Durant la dernière décennie, le pain a fini de s'imposer dans
l’alimentation des Guinéens. La baguette est aujourd'hui un produit sensible,
très politique. Une augmentation même minime de son prix peut mettre en péril
la paix sociale. Boulangers, détaillants ou simples clients, tous craignent les
conséquences de la guerre en Ukraine.
« C'est le meilleur pain de
Guinée ! » Et il est préparé par Mamadou Djouma Diallo depuis 22 ans dans son
four traditionnel. Un parfum de feu de bois, des murs noircis par la suie et
une ampoule fatiguée. Ici, Les baguettes sont cuites sur des morceaux de tôle.
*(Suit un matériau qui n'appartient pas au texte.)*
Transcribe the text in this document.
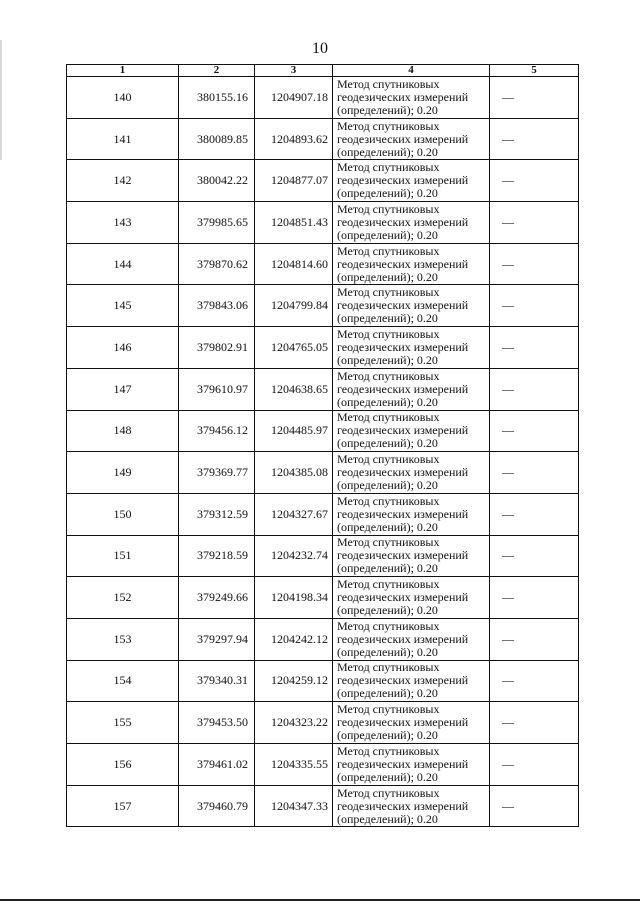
10
1	2	3	4	5
140	380155.16	1204907.18	Метод спутниковых
геодезических измерений
(определений); 0.20	—
141	380089.85	1204893.62	Метод спутниковых
геодезических измерений
(определений); 0.20	—
142	380042.22	1204877.07	Метод спутниковых
геодезических измерений
(определений); 0.20	—
143	379985.65	1204851.43	Метод спутниковых
геодезических измерений
(определений); 0.20	—
144	379870.62	1204814.60	Метод спутниковых
геодезических измерений
(определений); 0.20	—
145	379843.06	1204799.84	Метод спутниковых
геодезических измерений
(определений); 0.20	—
146	379802.91	1204765.05	Метод спутниковых
геодезических измерений
(определений); 0.20	—
147	379610.97	1204638.65	Метод спутниковых
геодезических измерений
(определений); 0.20	—
148	379456.12	1204485.97	Метод спутниковых
геодезических измерений
(определений); 0.20	—
149	379369.77	1204385.08	Метод спутниковых
геодезических измерений
(определений); 0.20	—
150	379312.59	1204327.67	Метод спутниковых
геодезических измерений
(определений); 0.20	—
151	379218.59	1204232.74	Метод спутниковых
геодезических измерений
(определений); 0.20	—
152	379249.66	1204198.34	Метод спутниковых
геодезических измерений
(определений); 0.20	—
153	379297.94	1204242.12	Метод спутниковых
геодезических измерений
(определений); 0.20	—
154	379340.31	1204259.12	Метод спутниковых
геодезических измерений
(определений); 0.20	—
155	379453.50	1204323.22	Метод спутниковых
геодезических измерений
(определений); 0.20	—
156	379461.02	1204335.55	Метод спутниковых
геодезических измерений
(определений); 0.20	—
157	379460.79	1204347.33	Метод спутниковых
геодезических измерений
(определений); 0.20	—
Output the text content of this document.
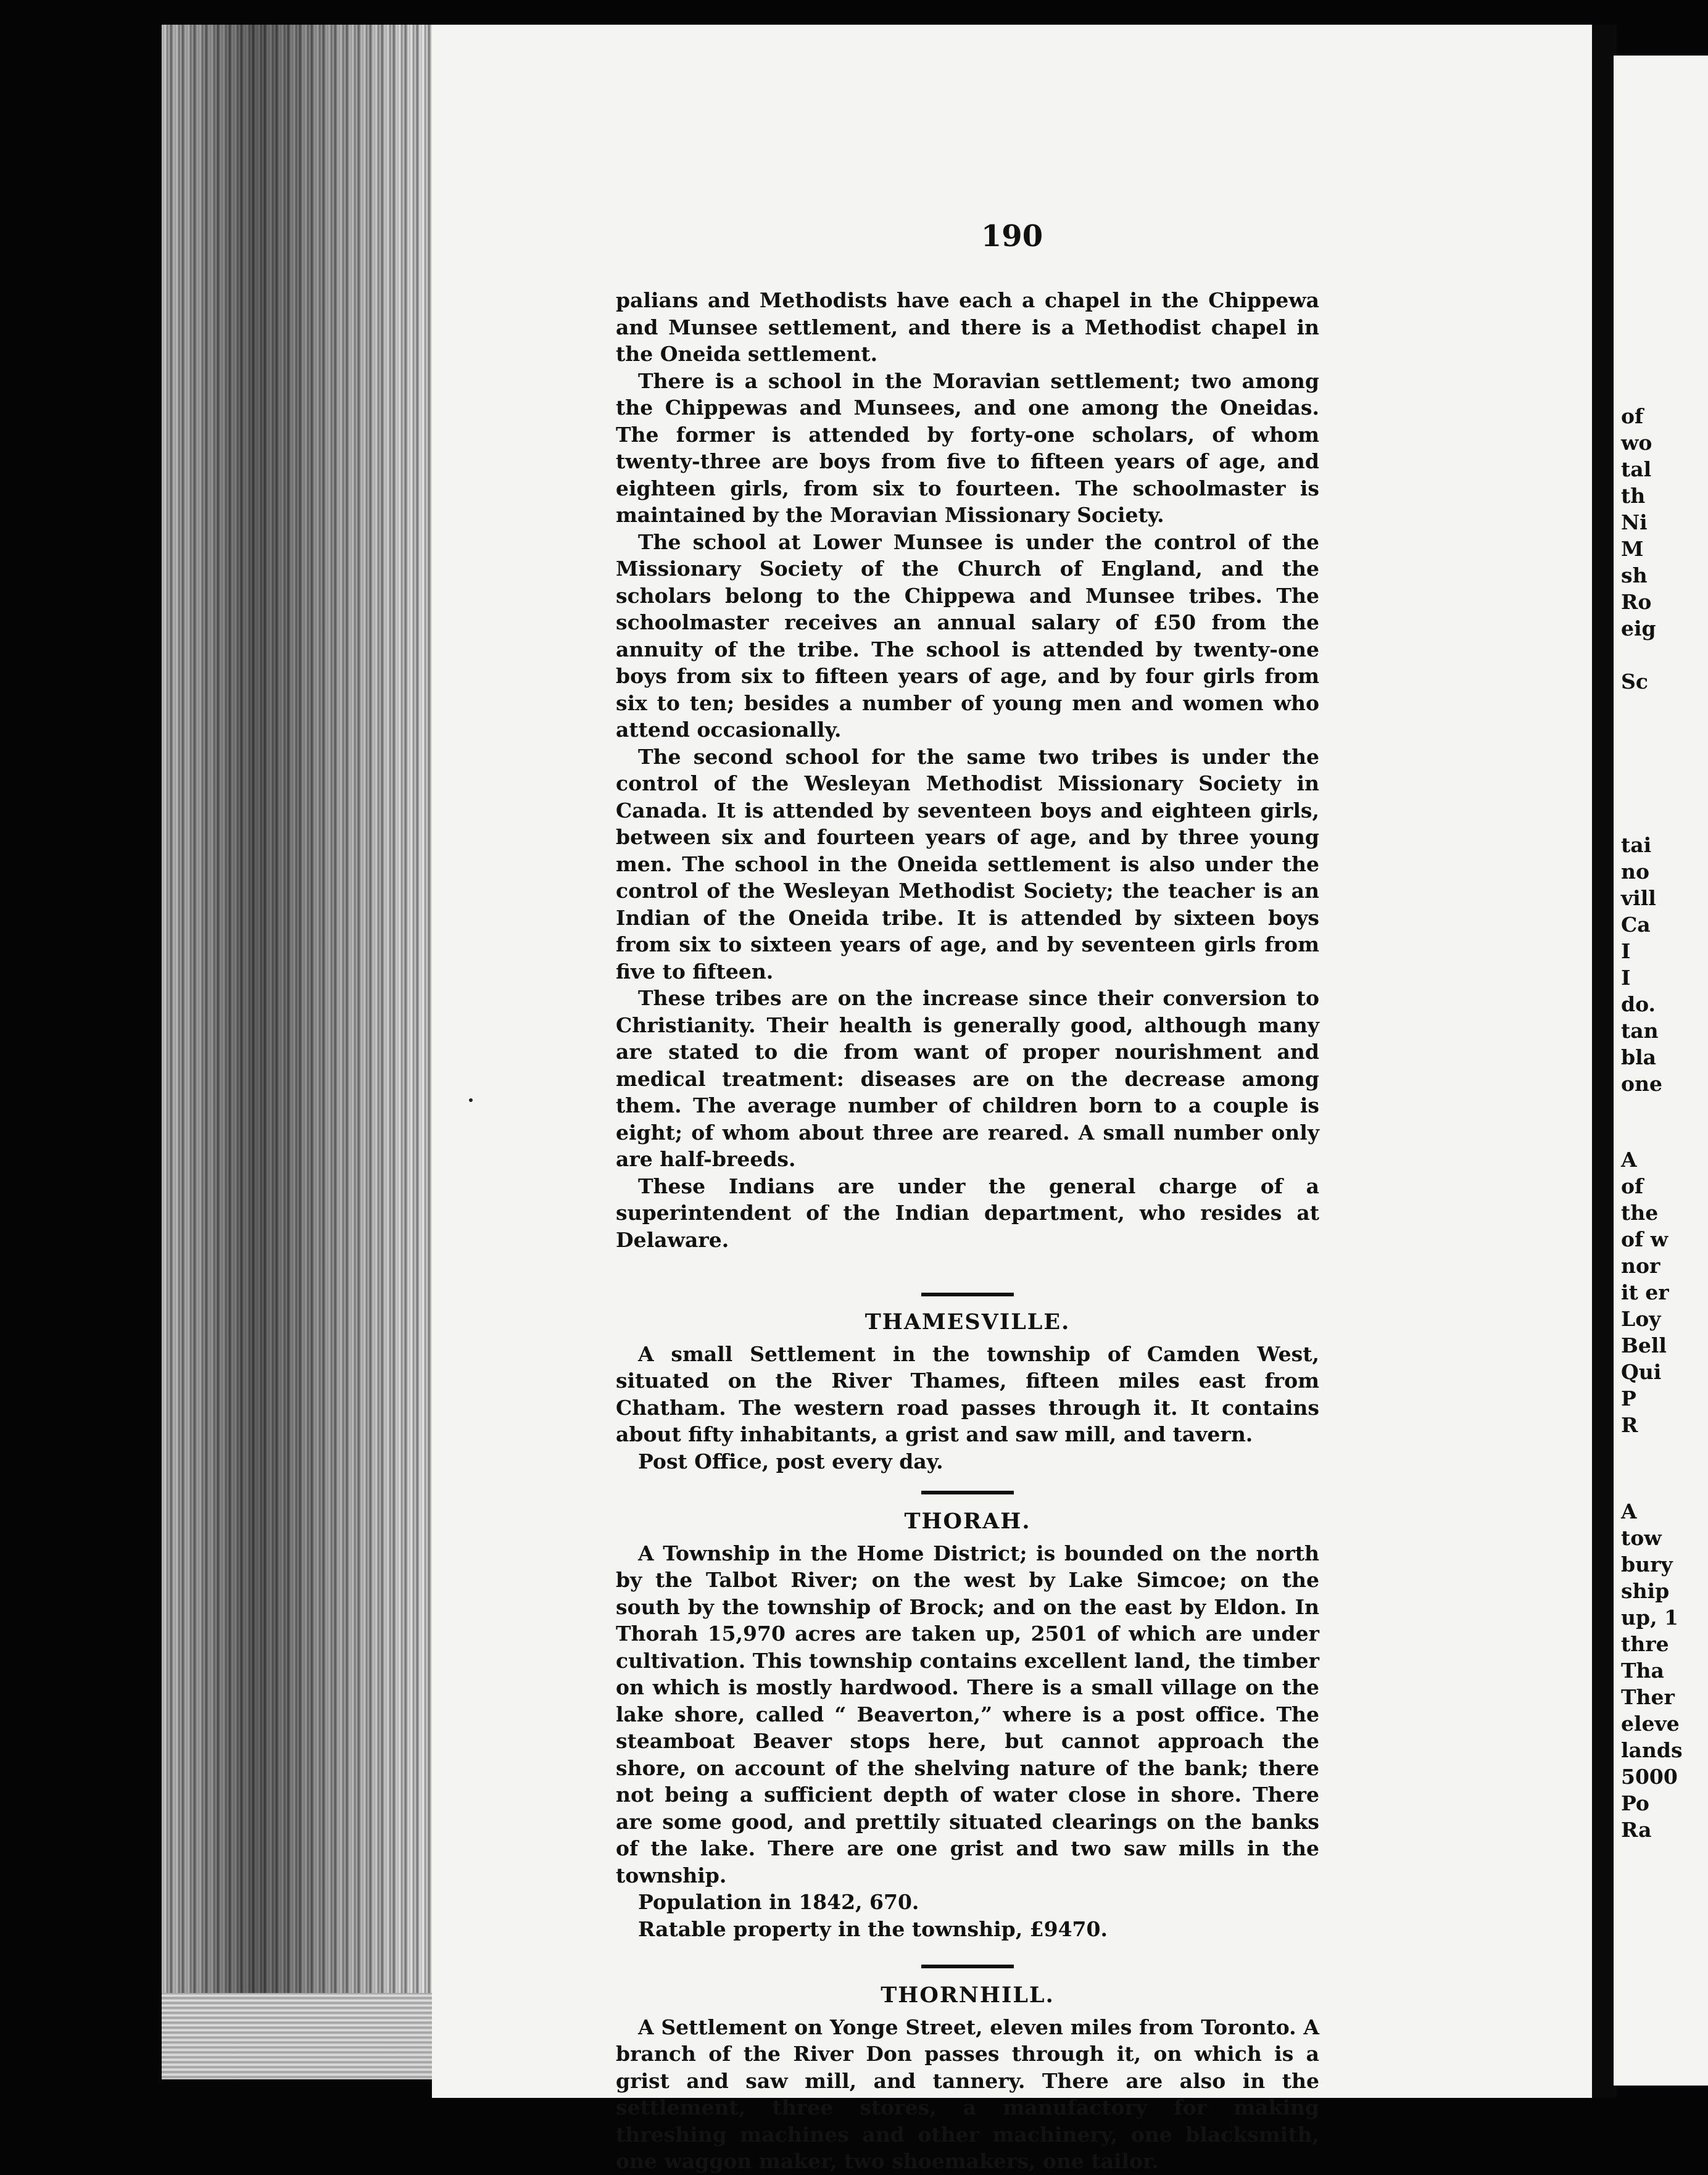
190

palians and Methodists have each a chapel in the Chippewa and Munsee settlement, and there is a Methodist chapel in the Oneida settlement.

There is a school in the Moravian settlement; two among the Chippewas and Munsees, and one among the Oneidas. The former is attended by forty-one scholars, of whom twenty-three are boys from five to fifteen years of age, and eighteen girls, from six to fourteen. The schoolmaster is maintained by the Moravian Missionary Society.

The school at Lower Munsee is under the control of the Missionary Society of the Church of England, and the scholars belong to the Chippewa and Munsee tribes. The schoolmaster receives an annual salary of £50 from the annuity of the tribe. The school is attended by twenty-one boys from six to fifteen years of age, and by four girls from six to ten; besides a number of young men and women who attend occasionally.

The second school for the same two tribes is under the control of the Wesleyan Methodist Missionary Society in Canada. It is attended by seventeen boys and eighteen girls, between six and fourteen years of age, and by three young men. The school in the Oneida settlement is also under the control of the Wesleyan Methodist Society; the teacher is an Indian of the Oneida tribe. It is attended by sixteen boys from six to sixteen years of age, and by seventeen girls from five to fifteen.

These tribes are on the increase since their conversion to Christianity. Their health is generally good, although many are stated to die from want of proper nourishment and medical treatment: diseases are on the decrease among them. The average number of children born to a couple is eight; of whom about three are reared. A small number only are half-breeds.

These Indians are under the general charge of a superintendent of the Indian department, who resides at Delaware.

THAMESVILLE.

A small Settlement in the township of Camden West, situated on the River Thames, fifteen miles east from Chatham. The western road passes through it. It contains about fifty inhabitants, a grist and saw mill, and tavern.

Post Office, post every day.

THORAH.

A Township in the Home District; is bounded on the north by the Talbot River; on the west by Lake Simcoe; on the south by the township of Brock; and on the east by Eldon. In Thorah 15,970 acres are taken up, 2501 of which are under cultivation. This township contains excellent land, the timber on which is mostly hardwood. There is a small village on the lake shore, called “ Beaverton,” where is a post office. The steamboat Beaver stops here, but cannot approach the shore, on account of the shelving nature of the bank; there not being a sufficient depth of water close in shore. There are some good, and prettily situated clearings on the banks of the lake. There are one grist and two saw mills in the township.

Population in 1842, 670.

Ratable property in the township, £9470.

THORNHILL.

A Settlement on Yonge Street, eleven miles from Toronto. A branch of the River Don passes through it, on which is a grist and saw mill, and tannery. There are also in the settlement, three stores, a manufactory for making threshing machines and other machinery, one blacksmith, one waggon maker, two shoemakers, one tailor.

of
wo
tal
th
Ni
M
sh
Ro
eig
Sc
tai
no
vill
Ca
I
I
do.
tan
bla
one
A
of
the
of w
nor
it er
Loy
Bell
Qui
P
R
A
tow
bury
ship
up, 1
thre
Tha
Ther
eleve
lands
5000
Po
Ra
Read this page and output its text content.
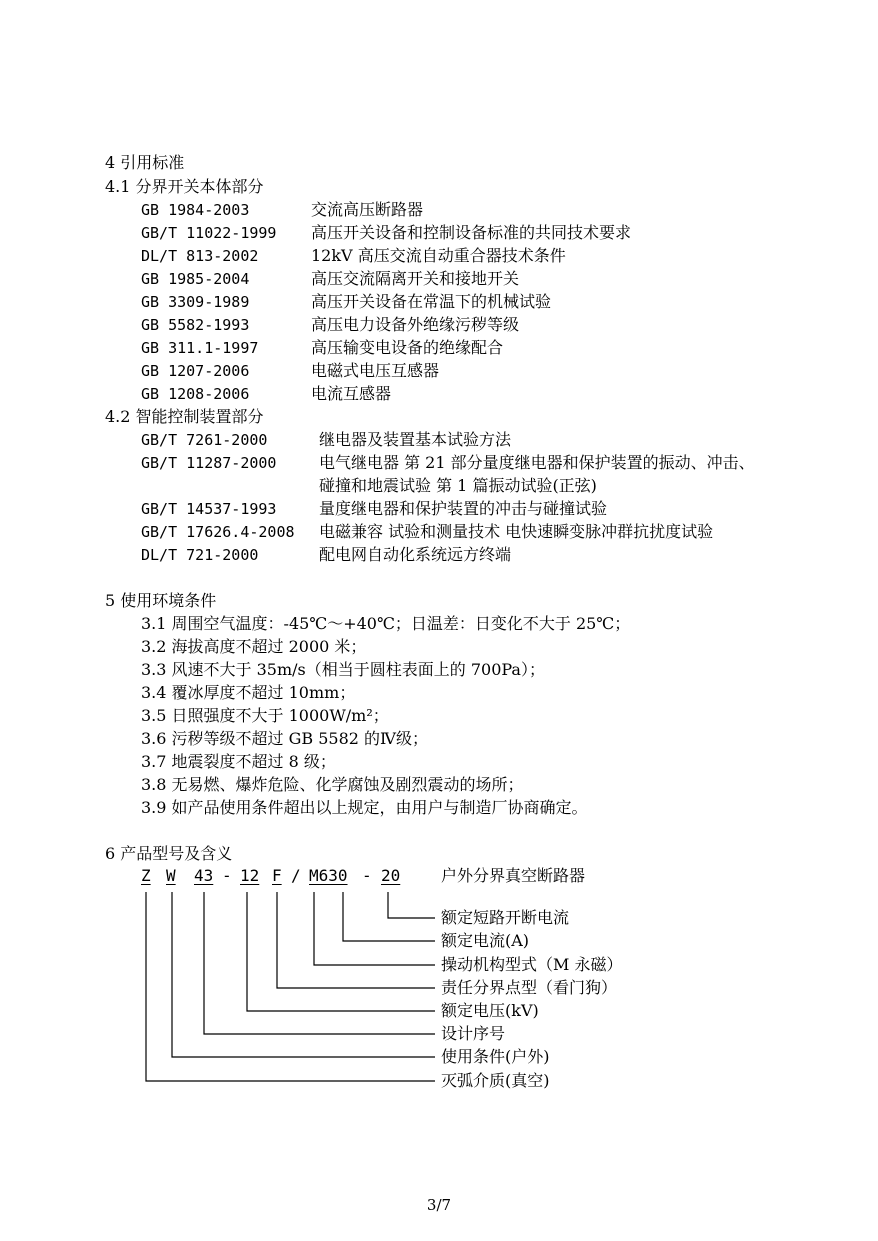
4 引用标准
4.1 分界开关本体部分
GB 1984-2003	交流高压断路器
GB/T 11022-1999 高压开关设备和控制设备标准的共同技术要求
DL/T 813-2002	12kV 高压交流自动重合器技术条件
GB 1985-2004	高压交流隔离开关和接地开关
GB 3309-1989	高压开关设备在常温下的机械试验
GB 5582-1993	高压电力设备外绝缘污秽等级
GB 311.1-1997	高压输变电设备的绝缘配合
GB 1207-2006	电磁式电压互感器
GB 1208-2006	电流互感器
4.2 智能控制装置部分
GB/T 7261-2000	继电器及装置基本试验方法
GB/T 11287-2000	电气继电器 第 21 部分量度继电器和保护装置的振动、冲击、
碰撞和地震试验 第 1 篇振动试验(正弦)
GB/T 14537-1993	量度继电器和保护装置的冲击与碰撞试验
GB/T 17626.4-2008 电磁兼容 试验和测量技术 电快速瞬变脉冲群抗扰度试验
DL/T 721-2000	配电网自动化系统远方终端
5 使用环境条件
3.1 周围空气温度：-45℃～+40℃；日温差：日变化不大于 25℃；
3.2 海拔高度不超过 2000 米；
3.3 风速不大于 35m/s（相当于圆柱表面上的 700Pa）；
3.4 覆冰厚度不超过 10mm；
3.5 日照强度不大于 1000W/m²；
3.6 污秽等级不超过 GB 5582 的Ⅳ级；
3.7 地震裂度不超过 8 级；
3.8 无易燃、爆炸危险、化学腐蚀及剧烈震动的场所；
3.9 如产品使用条件超出以上规定，由用户与制造厂协商确定。
6 产品型号及含义
Z W 43 - 12 F / M630 - 20	户外分界真空断路器
额定短路开断电流
额定电流(A)
操动机构型式（M 永磁）
责任分界点型（看门狗）
额定电压(kV)
设计序号
使用条件(户外)
灭弧介质(真空)
3/7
Il y a plusieurs gabarits.
« Ça, c'est pour les gros pains,
qui coûtent 5 000... » Cinq mille francs guinéens, soit un peu plus de 50
centimes d’euros. « Ça, ça coûte 2 500 francs ». Pour une petite baguette.
Rachitique. Mamadou Djouma Diallo est bien conscient de la menace que la guerre
en Ukraine fait peser sur son business. « Tout le monde sait que cela joue (sur
les prix NDLR). On demande à Dieu de nous aider pour que le calme revienne
là-bas et que l'on travaille comme avant. »
Il fonctionne désormais à flux
tendu et vend sur commande le plus souvent. Alors quand un client imprévu passe
une tête dans sa boulangerie, ce dernier doit déployer des trésors
d’ingéniosité pour convaincre et persuader l’artisan de le laisser repartir
avec une baguette.
La dernière hausse des tarifs du
pain date du mois de décembre : 500 francs supplémentaires. Elle avait provoqué
la colère des Guinéens. Un peu plus loin dans la rue, l’épicerie de poche de
Samba Diallo, la baguette a fini par devenir comme ce magasin : minuscule.
« Depuis le mois du ramadan, ils
ont diminué le poids... de beaucoup.
- Et comment les fournisseurs
expliquent-ils cela ?
- Ils disent que le prix de la
farine a augmenté, qu'ils ne peuvent pas augmenter le prix et qu'ils préfèrent
diminuer la quantité. »
Les consommateurs ont bien senti
la différence. « Là, on mange, mais, il m'en faudrait deux pour moi au moins.
Il y a trop de consommateurs de pain, se désole l'un d'eux. J’ai trop pitié,
parce qu'après la prière de 20h, beaucoup de gens viennent ici. » Et il faut
faire la queue sans avoir l’assurance d’être servi à la fin. « Il y a moins de
farine. »
En pleine période de ramadan, le
principal fabricant de farine du pays a décidé de ne pas augmenter ses prix. Du
répit pour les Guinéens qui risquent de payer bientôt leur pain plus cher.